La retraite d’un grand éléphant

crédit photo : Le voyage à Nantes

Pierre Oréfice prend sa retraite. A 69 ans, Le directeur des Machines de l’île et créateur avec François Delarozière du Grand Eléphant de Nantes passe la main à Hélène Madec ainsi qu’à Laurent Mareschal pour la programmation des nefs (ce qui est bonne nouvelle).

Il est de bon ton, ces dernières années, dans les couloirs de l’Empire du Bien, de dénoncer la folie des grandeurs de ces créateurs qui ont joué depuis trente ans avec la ville, en ont fait une scène de théâtre permanent. Jean Blaise, François Delarozière, Pierre Oréfice, Jean-Luc Courcoult, les Machines, Royal de Luxe, sont devenus les punching-balls préférés de certaine gauche bien-pensante, prompte à brûler ce qu’elle a adoré. Au point d’acculer Johanna Rolland à abandonner L’arbre aux hérons, pour éviter d’être sacrifiée en place publique. 

C’est sans doute une forme de rançon du succès. Mais il n’est pas interdit d’avoir de la mémoire. De se souvenir du Water clash, de La véritable histoire de France, de la déambulation du Géant, de la catapulte à pianos, de la machine à croquer les pommes… Et de quelques explosions de scènes absurdes et sidérantes en pleine rue. Des folles émotions ressenties, dans les endroits, aux moments les plus inattendus. 

Il ne s’agit pas ici d’entamer un morceau de violon sur les Machines de l’île, chacun se fait bien l’idée qu’il en veut, tout en ne manquant pas d’y conduire ses amis de passage à Nantes, mais de saluer Pierre Oréfice. Administrateur historique du Royal de luxe, à l’époque où la troupe n’était qu’une bande de saltimbanques infréquentables. “Le tout n’est pas d’avoir des idées, encore faut-il les mettre en oeuvre” dit volontiers François Delarozière. C’est à cela que Pierre Oréfice s’est employé tout au long de son parcours (il est possible que lui-même n’en revienne pas). N’ayant pas nécessairement le beau rôle, mais assurant avec une constance et une détermination remarquables la faisabilité des projets, en construisant leur architecture.  
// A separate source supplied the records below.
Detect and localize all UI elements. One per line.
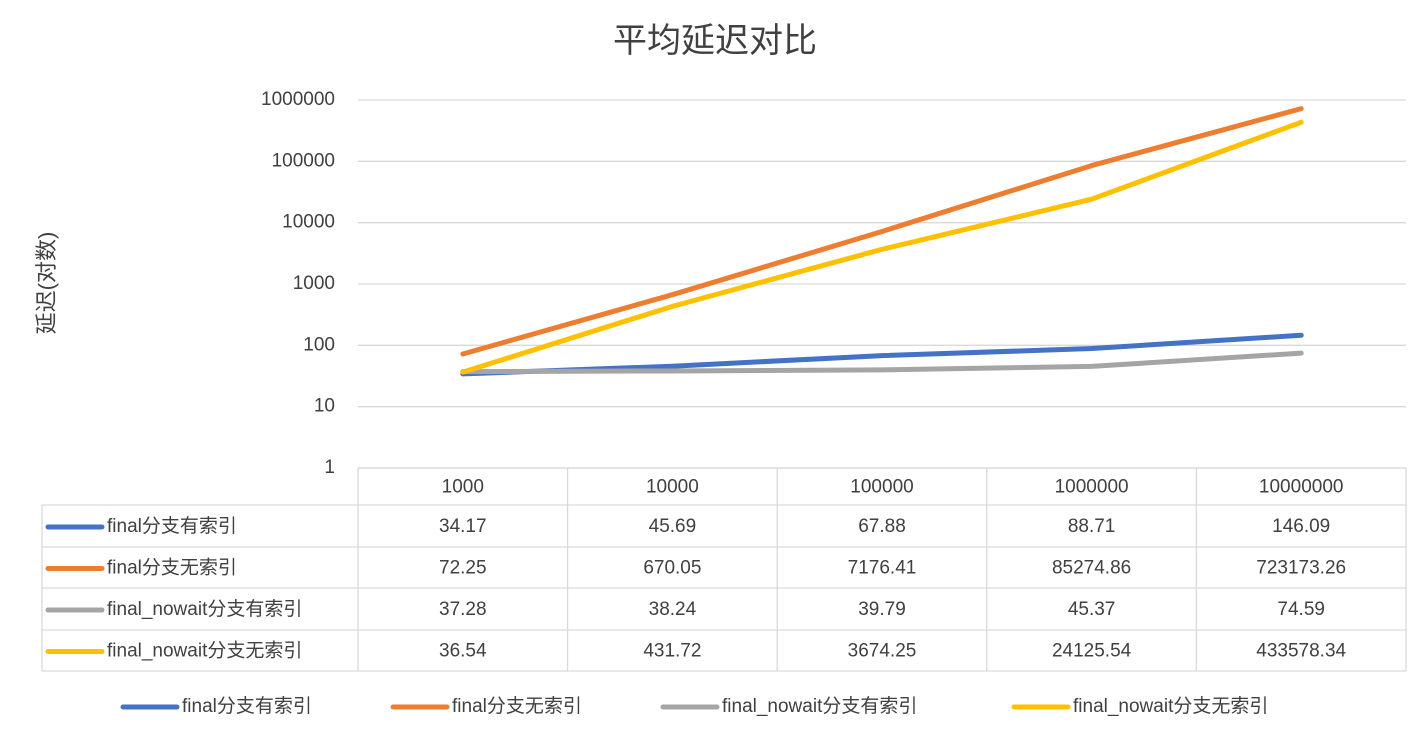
table-cell: 670.05 [643, 558, 701, 579]
table-cell: 36.54 [439, 641, 487, 662]
table-cell: 85274.86 [1052, 558, 1131, 579]
y-tick-label: 1 [324, 457, 335, 478]
y-tick-label: 100 [303, 334, 335, 355]
y-tick-label: 1000 [293, 273, 335, 294]
table-row-label: final分支有索引 [107, 515, 237, 537]
legend-label: final分支有索引 [182, 695, 312, 717]
series-line [460, 119, 1304, 375]
table-cell: 88.71 [1068, 516, 1116, 537]
table-cell: 24125.54 [1052, 641, 1132, 662]
table-cell: 74.59 [1277, 599, 1325, 620]
x-tick-label: 100000 [850, 477, 913, 498]
series-line [460, 106, 1304, 357]
x-tick-label: 1000000 [1055, 477, 1129, 498]
table-row-label: final_nowait分支有索引 [107, 598, 302, 620]
table-cell: 3674.25 [848, 641, 917, 662]
table-row-label: final分支无索引 [107, 557, 237, 579]
table-cell: 34.17 [439, 516, 487, 537]
table-cell: 38.24 [649, 599, 697, 620]
table-cell: 433578.34 [1256, 641, 1346, 662]
table-cell: 431.72 [643, 641, 701, 662]
table-cell: 45.69 [649, 516, 697, 537]
table-cell: 45.37 [1068, 599, 1116, 620]
table-cell: 7176.41 [848, 558, 917, 579]
table-cell: 723173.26 [1256, 558, 1346, 579]
legend-label: final_nowait分支有索引 [722, 695, 917, 717]
x-tick-label: 1000 [442, 477, 484, 498]
y-tick-label: 10 [314, 396, 335, 417]
chart-title: 平均延迟对比 [613, 22, 817, 60]
table-cell: 37.28 [439, 599, 487, 620]
series-line [460, 350, 1304, 375]
x-tick-label: 10000000 [1259, 477, 1344, 498]
y-tick-label: 10000 [282, 212, 335, 233]
y-tick-label: 100000 [272, 150, 335, 171]
table-cell: 67.88 [858, 516, 906, 537]
table-row-label: final_nowait分支无索引 [107, 640, 302, 662]
table-cell: 146.09 [1272, 516, 1330, 537]
x-tick-label: 10000 [646, 477, 699, 498]
legend-label: final_nowait分支无索引 [1073, 695, 1268, 717]
table-cell: 72.25 [439, 558, 487, 579]
legend-label: final分支无索引 [452, 695, 582, 717]
y-axis-label: 延迟(对数) [34, 232, 59, 335]
y-tick-label: 1000000 [261, 89, 335, 110]
table-cell: 39.79 [858, 599, 906, 620]
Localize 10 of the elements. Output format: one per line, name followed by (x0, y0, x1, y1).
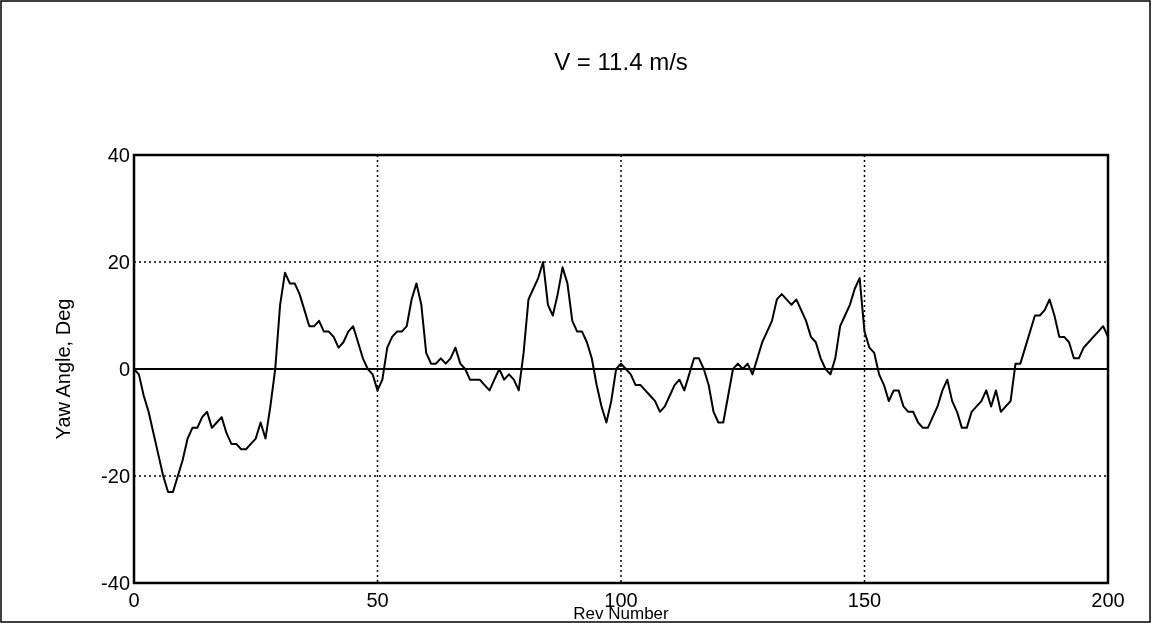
x-tick-label: 50 (366, 589, 389, 611)
x-tick-label: 200 (1091, 589, 1125, 611)
y-axis-title: Yaw Angle, Deg (52, 298, 74, 440)
y-tick-label: 40 (107, 144, 130, 166)
x-tick-label: 150 (847, 589, 882, 611)
chart-title: V = 11.4 m/s (554, 48, 688, 75)
y-tick-label: 0 (118, 358, 130, 380)
y-tick-label: 20 (107, 251, 130, 273)
y-tick-label: -40 (101, 572, 130, 594)
y-tick-label: -20 (101, 465, 130, 487)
L’histoire rendra évidemment justice à ces créateurs, qui ont fait sortir la culture de ses boîtes noires, pour l’installer dans la rue. Qui ont rendu à tant de grandes personnes, leur regard d’enfant, les a projetées du fond d’elles-mêmes dans un univers qu’elles avaient coupablement oublié. Mais il est aussi autorisé de le dire au présent. Et c’est un plaisir de le faire. Amen.